Après une quinzaine d’années comme gestionnaire, j’ai quitté le réseau de la santé au moment de la dernière réforme. Depuis, je demeure impliquée indirectement par l’enseignement, le coaching et la recherche. Toujours passionnée par la gestion, j’ai développé un regard rigoureux et critique envers notre réseau.

J’ai donc lu avec intérêt le rapport demandé par Christian Dubé à sa sous-ministre au ministère de la Santé et des Services sociaux (MSSS) et j’y ai retrouvé mes concepts préférés : autonomie, proximité, accompagnement, ainsi qu’une approche contextualisée et évolutive qui se distingue des vérités unilatérales et des changements radicaux qui caractérisent trop de transformations.

La sous-ministre Dominique Savoie l’indique bien, les problèmes qu’elle nomme dans son diagnostic ne sont pas nouveaux. Toutefois, son rapport apporte un nouveau ton, un regard plus introspectif qui va jusqu’à reconnaître que le MSSS lui-même doit changer sa posture.

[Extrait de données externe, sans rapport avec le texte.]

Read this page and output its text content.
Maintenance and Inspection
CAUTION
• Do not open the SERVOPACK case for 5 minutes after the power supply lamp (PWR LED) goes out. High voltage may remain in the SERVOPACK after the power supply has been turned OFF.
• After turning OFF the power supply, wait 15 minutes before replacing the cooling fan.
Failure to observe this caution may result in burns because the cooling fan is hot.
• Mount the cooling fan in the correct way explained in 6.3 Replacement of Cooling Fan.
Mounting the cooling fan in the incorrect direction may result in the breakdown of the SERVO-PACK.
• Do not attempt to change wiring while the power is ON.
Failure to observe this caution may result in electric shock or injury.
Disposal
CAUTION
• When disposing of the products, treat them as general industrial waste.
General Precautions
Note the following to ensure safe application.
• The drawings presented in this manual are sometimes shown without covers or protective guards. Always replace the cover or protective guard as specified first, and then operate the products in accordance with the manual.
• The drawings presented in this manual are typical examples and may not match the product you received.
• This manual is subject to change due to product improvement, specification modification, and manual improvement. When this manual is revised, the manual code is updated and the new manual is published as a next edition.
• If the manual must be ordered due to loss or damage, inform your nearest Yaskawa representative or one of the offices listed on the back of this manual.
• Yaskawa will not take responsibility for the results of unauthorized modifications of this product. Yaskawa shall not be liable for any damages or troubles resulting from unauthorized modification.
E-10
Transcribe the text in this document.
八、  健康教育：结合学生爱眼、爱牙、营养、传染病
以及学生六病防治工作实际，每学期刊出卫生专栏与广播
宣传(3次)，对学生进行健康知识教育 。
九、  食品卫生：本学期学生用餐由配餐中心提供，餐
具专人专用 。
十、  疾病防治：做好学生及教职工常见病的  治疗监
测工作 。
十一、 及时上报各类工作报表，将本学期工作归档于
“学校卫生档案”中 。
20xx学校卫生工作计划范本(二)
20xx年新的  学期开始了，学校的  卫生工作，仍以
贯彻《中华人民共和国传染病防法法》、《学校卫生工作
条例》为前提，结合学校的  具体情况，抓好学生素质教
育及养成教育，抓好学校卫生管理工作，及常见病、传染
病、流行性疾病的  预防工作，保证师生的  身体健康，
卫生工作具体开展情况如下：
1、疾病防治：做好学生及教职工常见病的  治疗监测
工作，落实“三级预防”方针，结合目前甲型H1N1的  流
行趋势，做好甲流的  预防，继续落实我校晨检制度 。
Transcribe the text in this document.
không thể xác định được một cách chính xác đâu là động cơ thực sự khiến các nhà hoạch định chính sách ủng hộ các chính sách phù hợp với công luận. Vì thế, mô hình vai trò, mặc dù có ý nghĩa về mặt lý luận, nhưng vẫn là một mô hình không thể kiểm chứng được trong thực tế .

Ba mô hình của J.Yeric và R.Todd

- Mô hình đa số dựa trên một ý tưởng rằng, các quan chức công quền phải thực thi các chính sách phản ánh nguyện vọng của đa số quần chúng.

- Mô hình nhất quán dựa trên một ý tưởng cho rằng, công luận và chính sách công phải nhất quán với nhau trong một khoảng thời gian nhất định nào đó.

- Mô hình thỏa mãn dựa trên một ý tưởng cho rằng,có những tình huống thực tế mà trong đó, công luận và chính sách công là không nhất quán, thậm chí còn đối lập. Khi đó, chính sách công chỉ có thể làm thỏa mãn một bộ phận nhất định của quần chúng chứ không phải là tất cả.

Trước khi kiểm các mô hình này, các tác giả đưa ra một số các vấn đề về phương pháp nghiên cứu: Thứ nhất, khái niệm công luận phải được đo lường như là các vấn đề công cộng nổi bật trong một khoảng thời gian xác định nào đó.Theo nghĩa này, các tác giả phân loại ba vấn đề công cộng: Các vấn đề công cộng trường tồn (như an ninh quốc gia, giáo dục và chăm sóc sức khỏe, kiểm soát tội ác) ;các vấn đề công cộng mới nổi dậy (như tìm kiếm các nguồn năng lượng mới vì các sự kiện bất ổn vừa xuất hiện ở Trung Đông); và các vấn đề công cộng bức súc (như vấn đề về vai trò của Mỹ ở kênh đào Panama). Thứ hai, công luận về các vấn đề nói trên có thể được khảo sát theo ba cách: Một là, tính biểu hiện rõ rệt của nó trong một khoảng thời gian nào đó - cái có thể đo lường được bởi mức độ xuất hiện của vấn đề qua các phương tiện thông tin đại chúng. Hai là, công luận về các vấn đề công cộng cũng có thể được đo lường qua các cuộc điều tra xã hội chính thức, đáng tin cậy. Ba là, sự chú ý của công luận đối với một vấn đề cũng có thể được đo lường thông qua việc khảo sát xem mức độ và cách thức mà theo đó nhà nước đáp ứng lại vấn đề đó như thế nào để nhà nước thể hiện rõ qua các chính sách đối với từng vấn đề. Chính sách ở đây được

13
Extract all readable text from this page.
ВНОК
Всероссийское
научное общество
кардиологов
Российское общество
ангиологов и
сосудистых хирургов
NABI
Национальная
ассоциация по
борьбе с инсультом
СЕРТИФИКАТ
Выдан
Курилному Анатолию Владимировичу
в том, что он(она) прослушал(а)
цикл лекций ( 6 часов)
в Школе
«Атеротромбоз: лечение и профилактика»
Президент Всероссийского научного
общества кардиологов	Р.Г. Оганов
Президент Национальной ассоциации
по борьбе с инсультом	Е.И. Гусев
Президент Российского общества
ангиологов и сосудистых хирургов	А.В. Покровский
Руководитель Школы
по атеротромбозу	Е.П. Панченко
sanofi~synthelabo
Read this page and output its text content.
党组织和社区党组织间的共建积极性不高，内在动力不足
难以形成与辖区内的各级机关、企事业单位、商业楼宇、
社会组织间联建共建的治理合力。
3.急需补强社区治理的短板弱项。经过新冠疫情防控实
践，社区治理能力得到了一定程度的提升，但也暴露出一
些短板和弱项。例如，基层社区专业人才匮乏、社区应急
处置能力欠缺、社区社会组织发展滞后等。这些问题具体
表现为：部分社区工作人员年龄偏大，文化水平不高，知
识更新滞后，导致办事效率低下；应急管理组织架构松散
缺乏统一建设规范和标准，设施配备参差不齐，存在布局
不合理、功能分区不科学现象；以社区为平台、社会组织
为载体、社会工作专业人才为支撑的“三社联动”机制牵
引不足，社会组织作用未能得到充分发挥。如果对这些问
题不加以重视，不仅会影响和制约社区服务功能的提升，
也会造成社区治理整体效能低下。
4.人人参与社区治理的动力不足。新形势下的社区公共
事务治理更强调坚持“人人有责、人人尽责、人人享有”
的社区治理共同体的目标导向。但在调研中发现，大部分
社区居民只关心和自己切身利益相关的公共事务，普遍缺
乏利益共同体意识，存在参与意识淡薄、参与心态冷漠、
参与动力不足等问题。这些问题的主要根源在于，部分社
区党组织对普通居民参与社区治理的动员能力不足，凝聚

En revisitant le rôle du MSSS, la sous-ministre propose de redonner plus d’autonomie aux établissements de santé sur le « comment ». Les dernières années nous l’ont démontré, pour que les PDG laissent plus de marge de manœuvre aux différents paliers de leurs organisations, il faut tout d’abord que le Ministère laisse une plus grande liberté d’action à ses PDG. Le réseau de la santé est un trésor de personnes hautement qualifiées et dévouées. La complexité qui le caractérise fait en sorte que l’on doit valoriser la contribution de tous les intervenants qui le composent. Peu importe le statut hiérarchique, chaque personne est le « monsieur ou la madame solution » de son domaine.

Entre contrôle et autonomie

Ce que le rapport ne dit pas, et qui sera à surveiller vu la pensée comptable des gouvernements, c’est que l’approche contrôlante des dernières années s’est opérationnalisée par une reddition de compte énergivore et paralysante. En effet, sous l’objectif d’éclairer la prise de décisions, l’intensification de la reddition de compte a entraîné une perte de sens et éteint toutes formes d’initiatives (sauf celles pour jongler avec les statistiques afin de les faire mieux paraître). Il faudra donc trouver un équilibre entre le contrôle et l’autonomie qui sera au service de l’innovation interne, celle qui provient du terrain.

Personnellement, je suis convaincue que cet équilibre passe par la valorisation de la gestion de proximité, un thème phare du rapport de Mme Savoie (alléluia !).

Depuis la réforme Barrette, le management a déserté la scène du travail opérationnel étant happé par des tâches consommatrices de temps comme l’alimentation des systèmes d’information et les réunions d’information descendantes (top-down). Les rôles de facilitation, de coordination, d’animation et de régulation des tensions sur le terrain des gestionnaires de premier niveau ont ainsi été négligés. Comme le note la sous-ministre, cette absence de leadership local a des répercussions à plusieurs niveaux et notamment sur la rétention du personnel.

Les gestionnaires de proximité sont les murs de soutien de notre réseau. Non seulement on ne peut les enlever sans risque de voir le bâtiment s’écrouler (la réalité de certains CHSLD durant la pandémie l’a démontré), mais il faut aussi s’assurer de leur solidité. L’accompagnement des gestionnaires vers la réappropriation de cette posture de gestion globale et non purement administrative est essentiel et le rapport en fait mention (alléluia bis !).

Sans les nommer explicitement, ce rapport met en lumière deux problèmes importants qui ralentissent l’évolution naturelle du réseau : la dévalorisation du rôle des gestionnaires et l’omniprésence des pressions externes liées aux échéances électorales. Imaginez comment nous pourrions être ailleurs si nous laissions plus de place à la proximité et à l’innovation interne et moins aux gérants d’estrade (à qui on donne beaucoup trop d’attention !).